ATLANTA (AP) — Georgia public health officials said Wednesday they were investigating four cases of the gastrointestinal illness that has sickened more than 370 people in 15 states.

Three Georgia women and a man have fallen ill with Cyclosporiasis, a parasite known to cause diarrhea, stomach pain, cramps and fatigue about a week after exposure, said Georgia Department of Public Health spokeswoman Nancy Nydam.

Additional symptoms can include weight loss, loss of appetite and gas, Nydam said, adding that one Georgia case required hospitalization.

State health officials are working with the Centers for Disease Control to investigate the outbreak of the illness. On a national level, 372 people have been sickened by the parasite, health officials have said. In some states, officials have linked the stomach bug to a prepackaged salad mix.

Georgia officials are unsure of what caused illnesses in the state, but Nydam said Cyclosporiasis is often linked to contaminated berries, leafy greens and herbs.
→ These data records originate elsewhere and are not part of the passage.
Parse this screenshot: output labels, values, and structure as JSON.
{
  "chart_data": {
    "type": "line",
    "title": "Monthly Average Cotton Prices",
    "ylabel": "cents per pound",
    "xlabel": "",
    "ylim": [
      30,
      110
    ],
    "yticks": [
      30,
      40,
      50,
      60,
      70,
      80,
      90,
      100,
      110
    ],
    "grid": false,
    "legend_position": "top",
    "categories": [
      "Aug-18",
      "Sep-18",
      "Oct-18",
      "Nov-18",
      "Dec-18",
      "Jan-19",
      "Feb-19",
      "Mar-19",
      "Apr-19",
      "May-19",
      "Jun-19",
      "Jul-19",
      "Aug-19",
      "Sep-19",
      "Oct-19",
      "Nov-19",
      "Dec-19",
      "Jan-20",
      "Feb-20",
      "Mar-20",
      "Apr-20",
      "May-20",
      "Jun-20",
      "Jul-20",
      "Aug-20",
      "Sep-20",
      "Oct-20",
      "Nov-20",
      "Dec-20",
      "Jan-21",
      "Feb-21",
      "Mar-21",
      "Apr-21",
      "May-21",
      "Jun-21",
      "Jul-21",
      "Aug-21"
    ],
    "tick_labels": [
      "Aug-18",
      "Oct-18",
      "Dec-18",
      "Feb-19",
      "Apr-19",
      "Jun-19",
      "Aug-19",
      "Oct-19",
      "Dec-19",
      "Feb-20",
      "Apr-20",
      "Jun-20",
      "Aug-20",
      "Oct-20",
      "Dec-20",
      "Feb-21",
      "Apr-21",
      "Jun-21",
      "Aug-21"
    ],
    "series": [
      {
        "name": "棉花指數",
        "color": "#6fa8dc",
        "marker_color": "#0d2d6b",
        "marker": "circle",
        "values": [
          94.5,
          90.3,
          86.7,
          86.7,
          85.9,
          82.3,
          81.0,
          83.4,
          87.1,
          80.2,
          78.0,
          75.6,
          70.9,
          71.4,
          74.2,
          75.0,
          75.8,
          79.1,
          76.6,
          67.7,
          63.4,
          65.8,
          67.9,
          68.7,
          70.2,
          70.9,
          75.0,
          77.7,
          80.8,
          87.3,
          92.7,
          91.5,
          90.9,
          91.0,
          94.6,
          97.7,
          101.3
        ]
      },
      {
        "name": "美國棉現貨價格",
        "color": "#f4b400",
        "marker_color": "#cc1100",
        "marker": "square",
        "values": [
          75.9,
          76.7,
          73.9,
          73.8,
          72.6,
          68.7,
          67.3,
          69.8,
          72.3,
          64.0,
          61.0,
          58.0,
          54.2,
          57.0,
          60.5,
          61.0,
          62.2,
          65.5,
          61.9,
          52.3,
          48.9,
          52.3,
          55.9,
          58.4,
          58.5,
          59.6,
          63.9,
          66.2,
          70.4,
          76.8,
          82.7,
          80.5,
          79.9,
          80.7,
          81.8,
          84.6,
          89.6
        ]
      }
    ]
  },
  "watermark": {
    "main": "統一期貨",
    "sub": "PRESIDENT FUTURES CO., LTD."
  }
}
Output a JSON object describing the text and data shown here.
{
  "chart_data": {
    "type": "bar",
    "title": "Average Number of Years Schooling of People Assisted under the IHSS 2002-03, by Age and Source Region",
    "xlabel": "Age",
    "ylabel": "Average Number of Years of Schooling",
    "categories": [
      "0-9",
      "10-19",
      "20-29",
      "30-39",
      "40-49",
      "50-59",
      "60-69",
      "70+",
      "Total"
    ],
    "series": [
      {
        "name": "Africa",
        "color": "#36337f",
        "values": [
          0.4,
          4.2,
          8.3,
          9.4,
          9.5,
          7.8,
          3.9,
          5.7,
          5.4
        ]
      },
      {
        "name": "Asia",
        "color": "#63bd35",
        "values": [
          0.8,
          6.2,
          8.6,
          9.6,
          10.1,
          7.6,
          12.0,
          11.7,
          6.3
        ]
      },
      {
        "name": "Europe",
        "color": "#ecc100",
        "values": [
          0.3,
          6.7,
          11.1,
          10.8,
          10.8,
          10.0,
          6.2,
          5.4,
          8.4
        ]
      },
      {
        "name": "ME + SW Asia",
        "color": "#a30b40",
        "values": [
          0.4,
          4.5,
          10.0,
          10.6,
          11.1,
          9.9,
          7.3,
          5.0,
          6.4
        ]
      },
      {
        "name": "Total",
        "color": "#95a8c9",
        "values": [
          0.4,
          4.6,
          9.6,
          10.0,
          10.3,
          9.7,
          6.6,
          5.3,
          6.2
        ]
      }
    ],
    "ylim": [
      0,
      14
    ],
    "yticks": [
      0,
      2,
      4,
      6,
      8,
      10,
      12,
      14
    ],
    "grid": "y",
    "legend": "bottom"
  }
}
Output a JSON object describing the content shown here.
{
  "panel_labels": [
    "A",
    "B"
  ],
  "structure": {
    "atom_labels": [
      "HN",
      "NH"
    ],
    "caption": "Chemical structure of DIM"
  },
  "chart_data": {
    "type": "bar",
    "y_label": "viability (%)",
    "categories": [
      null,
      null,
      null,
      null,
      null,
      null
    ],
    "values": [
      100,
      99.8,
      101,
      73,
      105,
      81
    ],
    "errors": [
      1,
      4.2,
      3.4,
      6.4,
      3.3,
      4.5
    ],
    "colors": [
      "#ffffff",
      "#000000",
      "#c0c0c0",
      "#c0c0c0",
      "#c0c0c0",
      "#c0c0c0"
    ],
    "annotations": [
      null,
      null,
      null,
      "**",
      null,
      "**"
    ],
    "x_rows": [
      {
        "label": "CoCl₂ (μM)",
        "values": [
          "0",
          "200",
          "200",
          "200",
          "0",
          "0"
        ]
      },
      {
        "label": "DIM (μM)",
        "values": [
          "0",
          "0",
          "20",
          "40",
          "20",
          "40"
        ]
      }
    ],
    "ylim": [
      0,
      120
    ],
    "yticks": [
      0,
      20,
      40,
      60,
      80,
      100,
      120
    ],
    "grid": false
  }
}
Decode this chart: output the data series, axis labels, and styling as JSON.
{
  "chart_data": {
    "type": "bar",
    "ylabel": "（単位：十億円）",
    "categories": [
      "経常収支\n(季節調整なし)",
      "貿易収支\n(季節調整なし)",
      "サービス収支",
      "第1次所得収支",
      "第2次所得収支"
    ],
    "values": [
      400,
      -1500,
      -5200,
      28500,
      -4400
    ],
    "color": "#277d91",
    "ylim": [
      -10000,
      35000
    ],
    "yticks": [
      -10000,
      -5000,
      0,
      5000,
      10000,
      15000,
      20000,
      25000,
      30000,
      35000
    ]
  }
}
Consumers should bag fresh produce separately from meat, avoid bruised or damaged produce and try to buy refrigerated produce that is surrounded by ice to avoid potential exposure to the illness, Nydam said. Officials are also reminding consumers to wash their hands and produce before eating or cooking with it.

The illnesses in Georgia were reported between June 15 and Wednesday, Nydam said. She added that it was not yet clear if the illnesses in Georgia were related to each other, or were linked to the larger set of illnesses that have been reported across the country.

Antibiotics are typically used to treat Cyclosporiasis, and Nydam said Georgia usually sees about 10 cases of the infection annually.